1. Der Klageantrag ist hinreichend bestimmt und damit zulässig. Die Klage muss den Kläger, den Beklagten, den Gegenstand des Klagebegehrens, bei Anfechtungsklagen auch den Verwaltungsakt und die Entscheidung über den außergerichtlichen Rechtsbehelf bezeichnen. Sie soll nach § 65 Abs. 1 Satz 2 FGO einen bestimmten Antrag enthalten. Entscheidend ist, ob das Gericht durch die Angaben des Klägers in die Lage versetzt wird zu erkennen, worin die den Kläger betreffende Rechtsverletzung nach dessen Ansicht liegt. Der Basiszinssatz ist ein variabler Zinssatz, der von der Deutschen Bundesbank jeweils zweimal im Jahr im Bundesanzeiger veröffentlicht wird. Der Basiszinssatz der Deutschen Bundesbank nach § 247 BGB beträgt 0,12% (ab 01.07.2012), – 0,13% (ab 01.01.2013), – 0,38% (ab 01.07.2013), – 0,63% (ab 01.01.2014), – 0,73% (ab 01.07.2014), – 0,83% (ab 01.01.2015 bis 30.06.2016) und – 0,88% (ab 01.07.2016).

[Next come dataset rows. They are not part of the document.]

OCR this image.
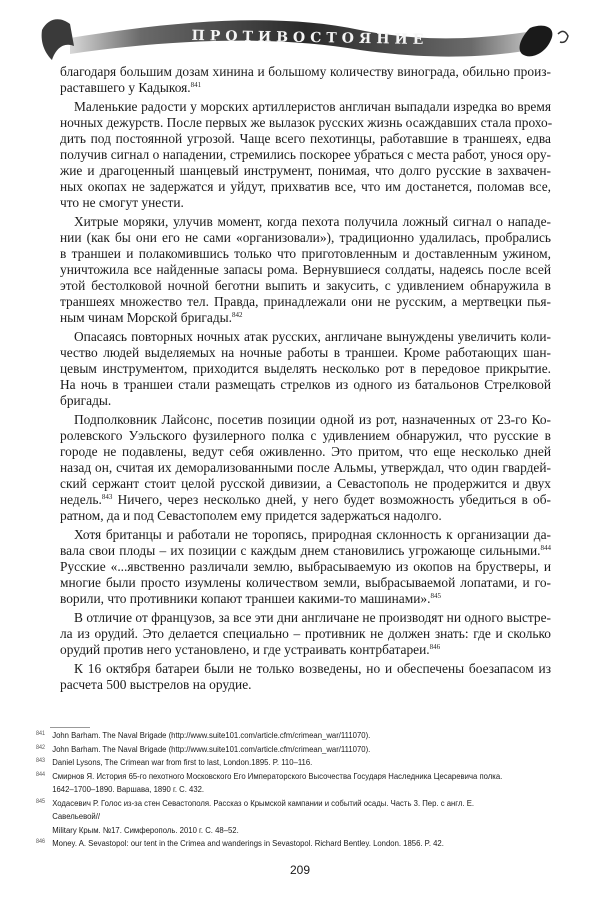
ПРОТИВОСТОЯНИЕ
благодаря большим дозам хинина и большому количеству винограда, обильно произ-
раставшего у Кадыкоя.$^{841}$
Маленькие радости у морских артиллеристов англичан выпадали изредка во время
ночных дежурств. После первых же вылазок русских жизнь осаждавших стала прохо-
дить под постоянной угрозой. Чаще всего пехотинцы, работавшие в траншеях, едва
получив сигнал о нападении, стремились поскорее убраться с места работ, унося ору-
жие и драгоценный шанцевый инструмент, понимая, что долго русские в захвачен-
ных окопах не задержатся и уйдут, прихватив все, что им достанется, поломав все,
что не смогут унести.
Хитрые моряки, улучив момент, когда пехота получила ложный сигнал о нападе-
нии (как бы они его не сами «организовали»), традиционно удалилась, пробрались
в траншеи и полакомившись только что приготовленным и доставленным ужином,
уничтожила все найденные запасы рома. Вернувшиеся солдаты, надеясь после всей
этой бестолковой ночной беготни выпить и закусить, с удивлением обнаружила в
траншеях множество тел. Правда, принадлежали они не русским, а мертвецки пья-
ным чинам Морской бригады.$^{842}$
Опасаясь повторных ночных атак русских, англичане вынуждены увеличить коли-
чество людей выделяемых на ночные работы в траншеи. Кроме работающих шан-
цевым инструментом, приходится выделять несколько рот в передовое прикрытие.
На ночь в траншеи стали размещать стрелков из одного из батальонов Стрелковой
бригады.
Подполковник Лайсонс, посетив позиции одной из рот, назначенных от 23-го Ко-
ролевского Уэльского фузилерного полка с удивлением обнаружил, что русские в
городе не подавлены, ведут себя оживленно. Это притом, что еще несколько дней
назад он, считая их деморализованными после Альмы, утверждал, что один гвардей-
ский сержант стоит целой русской дивизии, а Севастополь не продержится и двух
недель.$^{843}$ Ничего, через несколько дней, у него будет возможность убедиться в об-
ратном, да и под Севастополем ему придется задержаться надолго.
Хотя британцы и работали не торопясь, природная склонность к организации да-
вала свои плоды – их позиции с каждым днем становились угрожающе сильными.$^{844}$
Русские «...явственно различали землю, выбрасываемую из окопов на брустверы, и
многие были просто изумлены количеством земли, выбрасываемой лопатами, и го-
ворили, что противники копают траншеи какими-то машинами».$^{845}$
В отличие от французов, за все эти дни англичане не производят ни одного выстре-
ла из орудий. Это делается специально – противник не должен знать: где и сколько
орудий против него установлено, и где устраивать контрбатареи.$^{846}$
К 16 октября батареи были не только возведены, но и обеспечены боезапасом из
расчета 500 выстрелов на орудие.
841 John Barham. The Naval Brigade (http://www.suite101.com/article.cfm/crimean_war/111070).
842 John Barham. The Naval Brigade (http://www.suite101.com/article.cfm/crimean_war/111070).
843 Daniel Lysons, The Crimean war from first to last, London.1895. P. 110–116.
844 Смирнов Я. История 65-го пехотного Московского Его Императорского Высочества Государя Наследника Цесаревича полка.
1642–1700–1890. Варшава, 1890 г. С. 432.
845 Ходасевич Р. Голос из-за стен Севастополя. Рассказ о Крымской кампании и событий осады. Часть 3. Пер. с англ. Е. Савельевой//
Military Крым. №17. Симферополь. 2010 г. С. 48–52.
846 Money. A. Sevastopol: our tent in the Crimea and wanderings in Sevastopol. Richard Bentley. London. 1856. P. 42.
209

Damit ist das Finanzgericht in der Lage, die Grenzen seiner Entscheidungsbefugnis (§ 96 Abs. 1 Satz 2 FGO) zu bestimmen.
2. Die Reinvestitionsrücklage war zum 30.06.2016 gemäß § 6b Abs. 3 Satz 4 EStG gewinnerhöhend aufzulösen. § 6b EStG i.V.m. § 6c EStG dienen dem Zweck, die aufgrund bestimmter Veräußerungsvorgänge freiwerdenden stillen Reserven steuerrechtlich nicht sofort zu erfassen, sondern sie auf ein Reinvestitionsgut zu übertragen. Die Übertragung muss dabei innerhalb der in § 6b Abs. 3 Sätze 2 und 3 EStG genannten Fristen geschehen. Im Streitfall hatte der Kläger für seinen landwirtschaftlichen Betrieb im Wirtschaftsjahr 2012/2013 einen Gewinn aus der Veräußerung von Grund und Boden in Höhe von 13.358 € erzielt und hierfür die Steuervergünstigung nach §§ 6b, 6c EStG in Anspruch genommen. Mit Einreichung der Einkommensteuererklärung für das Streitjahr hat der Kläger mitgeteilt, dass der landwirtschaftliche Betrieb stillgelegt sei und eine Auflösung der gebildeten Rückstellung erfolgen solle.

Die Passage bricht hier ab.